From reader Ben King, general counsel of Jive Communications, I learned about a 2016 opinion of the Supreme Court of Utah, Mind & Motion Utah Investments, LLC v. Celtic Bank Corp., 2016 UT 6, 367 P.3d 994 (PDF here). The moral of this particular story is that if you want a contract provision to be interpreted as a condition, you had better make sure it’s worded as a condition. No surprise there. It also offers a reminder about the role of shall and when to use reasonable efforts.
Here are the relevant details:
Mind & Motion entered into a contract with Celtic Bank to buy a piece of property the bank had acquired from a developer through foreclosure. Although the county had approved plans to construct condominiums on the land, the developer had not recorded the plans for the first phase of development. The contract stated that Celtic Bank “shall record Phase 1” and “agrees to complete recording of Phase 1” of the development by June 15, 2010.
The recording process required an applicant to obtain approval from different entities. After extending the recording deadline once, Mind & Motion declined to extend it a second time and sued Celtic Bank for breach of contract. The district court granted summary judgment in Mind & Motion’s favor, concluding that the recording provision was unambiguously a covenant (in MSCDspeak, an obligation), not a condition. Consistent with the contract’s remedies for default, the district court awarded Mind & Motion $100,000 in liquidated damages and more than $200,000 in attorney fees, as well as the return of Mind & Motion’s $100,000 deposit.

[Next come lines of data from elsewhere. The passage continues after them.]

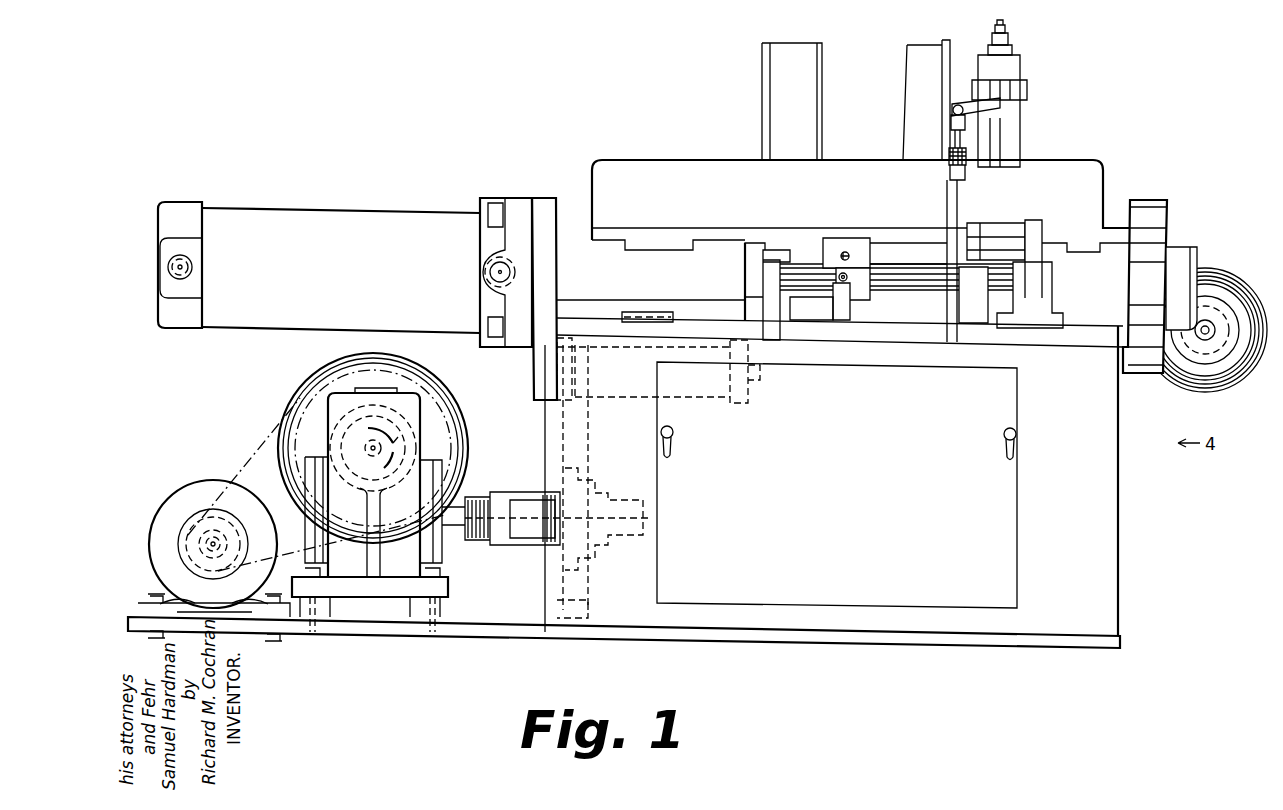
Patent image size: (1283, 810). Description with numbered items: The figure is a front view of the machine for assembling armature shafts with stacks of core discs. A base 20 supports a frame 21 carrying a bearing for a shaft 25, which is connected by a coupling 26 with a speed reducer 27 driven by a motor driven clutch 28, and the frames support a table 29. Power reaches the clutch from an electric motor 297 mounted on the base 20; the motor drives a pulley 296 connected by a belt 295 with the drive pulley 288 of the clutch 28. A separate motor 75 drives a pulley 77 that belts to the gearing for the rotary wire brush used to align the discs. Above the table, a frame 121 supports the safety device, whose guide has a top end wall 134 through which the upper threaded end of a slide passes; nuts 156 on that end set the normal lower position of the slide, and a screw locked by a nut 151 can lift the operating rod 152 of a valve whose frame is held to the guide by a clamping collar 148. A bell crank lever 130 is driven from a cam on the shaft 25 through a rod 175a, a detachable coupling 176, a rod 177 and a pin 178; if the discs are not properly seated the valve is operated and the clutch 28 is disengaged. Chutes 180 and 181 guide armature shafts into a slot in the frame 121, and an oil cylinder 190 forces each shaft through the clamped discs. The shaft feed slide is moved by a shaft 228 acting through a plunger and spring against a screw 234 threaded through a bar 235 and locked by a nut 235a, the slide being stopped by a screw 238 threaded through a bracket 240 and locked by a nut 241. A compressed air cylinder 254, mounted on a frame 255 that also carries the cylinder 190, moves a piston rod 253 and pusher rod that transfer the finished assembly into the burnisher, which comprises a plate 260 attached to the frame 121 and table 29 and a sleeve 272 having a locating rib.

The base 20 is at (385, 631).
The frame 21 is at (589, 612).
The shaft 25 is at (450, 530).
The coupling 26 is at (520, 495).
The speed reducer 27 is at (413, 407).
The motor driven clutch 28 is at (440, 432).
The table 29 is at (868, 337).
The motor 75 is at (1237, 364).
The pulley 77 is at (1212, 358).
The frame 121 is at (1078, 178).
The bell crank lever 130 is at (1003, 120).
The top end wall 134 is at (1022, 62).
The clamping collar 148 is at (1028, 93).
The nut 151 is at (1010, 38).
The operating rod 152 is at (1008, 27).
The nuts 156 is at (1014, 50).
The rod 175a is at (945, 215).
The detachable coupling 176 is at (948, 156).
The rod 177 is at (954, 137).
The pin 178 is at (955, 106).
The chute 180 is at (793, 48).
The chute 181 is at (922, 55).
The cylinder 190 is at (386, 222).
The shaft 228 is at (924, 288).
The screw 234 is at (840, 256).
The bar 235 is at (872, 255).
The nut 235a is at (845, 250).
The screw 238 is at (838, 277).
The bracket 240 is at (850, 302).
The nut 241 is at (830, 305).
The piston rod 253 is at (757, 383).
The compressed air cylinder 254 is at (624, 392).
The frame 255 is at (538, 402).
The plate 260 is at (1146, 367).
The sleeve 272 is at (1199, 254).
The drive pulley 288 is at (398, 366).
The belt 295 is at (248, 468).
The pulley 296 is at (193, 536).
The electric motor 297 is at (166, 574).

On appeal, Celtic Bank argued that summary judgment was improper because the recording provision was unambiguously a condition. The Supreme Court agreed with the district court that the recording provision was an obligation, not a condition, because it was phrased in explicitly mandatory terms, as compared with conditional language used elsewhere in the contract.
The court acknowledged that even if Celtic Bank had complied with the county’s every demand, the county officials ultimately controlled the timing of recording—not Celtic Bank. But the court went on to hold that this wasn’t a case where government permits were difficult to obtain, and even if it were, the language of the agreement strongly indicated that Celtic Bank had assumed the risk that its application wouldn’t be approved before the recording deadline. According to the court, it followed that it wasn’t plausible to read the recording provision as a condition.
This case is interesting in a number of respects.
This case serves as a reminder of a point I make in MSCD 3.266–.67: When faced with uncertainty over whether a provision is a condition or an obligation, a court would likely hold that it’s an obligation. That’s even more likely if you use just shall in the provision in question. So I have no sympathy for the bank, as the language at issue doesn’t remotely resemble one of the three ways of expressing a condition. The bank could have made sure to include language of policy expressing a condition—something like it is a condition to closing that. Or it could have used a conditional clause, using if or another subordinator. (Using language of obligation to express a condition, featuring must plus a to-clause, would be a less likely option in this context.)
The Role of Shall
It follows that this case also serves as a reminder that shall is a safe way to express obligations. Those who would like to have us get rid of shall keep mentioning how shall gives rise to so much litigation. One problem with that notion is that much of that caselaw is irrelevant, because it deals with an unfortunate feature of statutory drafting, the “discretionary” shall, meaning should. But beyond that, the relevant cases I encounter are consistent with the Mind & Motion opinion: courts accept that shall expresses obligations.
I wouldn’t want to draw broad conclusions from two court opinions, but it’s interesting that in the Lubbock County case I discussed recently in this post, the court considered something expressed using will and in effect decided that it expressed a condition. I have no way of knowing whether the outcome would have been different if the language at issue had used shall, given that the deal context was different and perhaps more susceptible to being interpreted as a condition. But shall appears to be a safe bet for expressing obligations, so I’m sticking with it. And that has the benefit of allowing me to use will and must to express other meanings.
So I sense that the tide is turning in favor of rehabilitating shall.
The Role of Agrees To
The Mind & Motion court also held that agrees to serves as another way to express obligations. But that doesn’t mean that I want to use agrees to for that purpose—I don’t, because I don’t want to use two verb structures to express the same meaning. Furthermore, agrees to is conducive to fights over whether you’re expressing language of performance or language of obligation; for more about that, see this 2007 post. So the heck with agrees to.
When to Use Reasonable Efforts
Even if the contract had made it clear that recording is a condition to closing, it would have made sense also to impose an obligation on the bank. That would have allowed the buyer to make sure that the bank didn’t sit on its hands and wait until the condition wasn’t satisfied. But even though the court held that it was enforceable, the flat obligation included in the contract didn’t make sense: because the bank didn’t have complete control, a reasonable efforts obligation would have made more sense.
If you know of any caselaw that is inconsistent with these notions, I’d like to hear about it.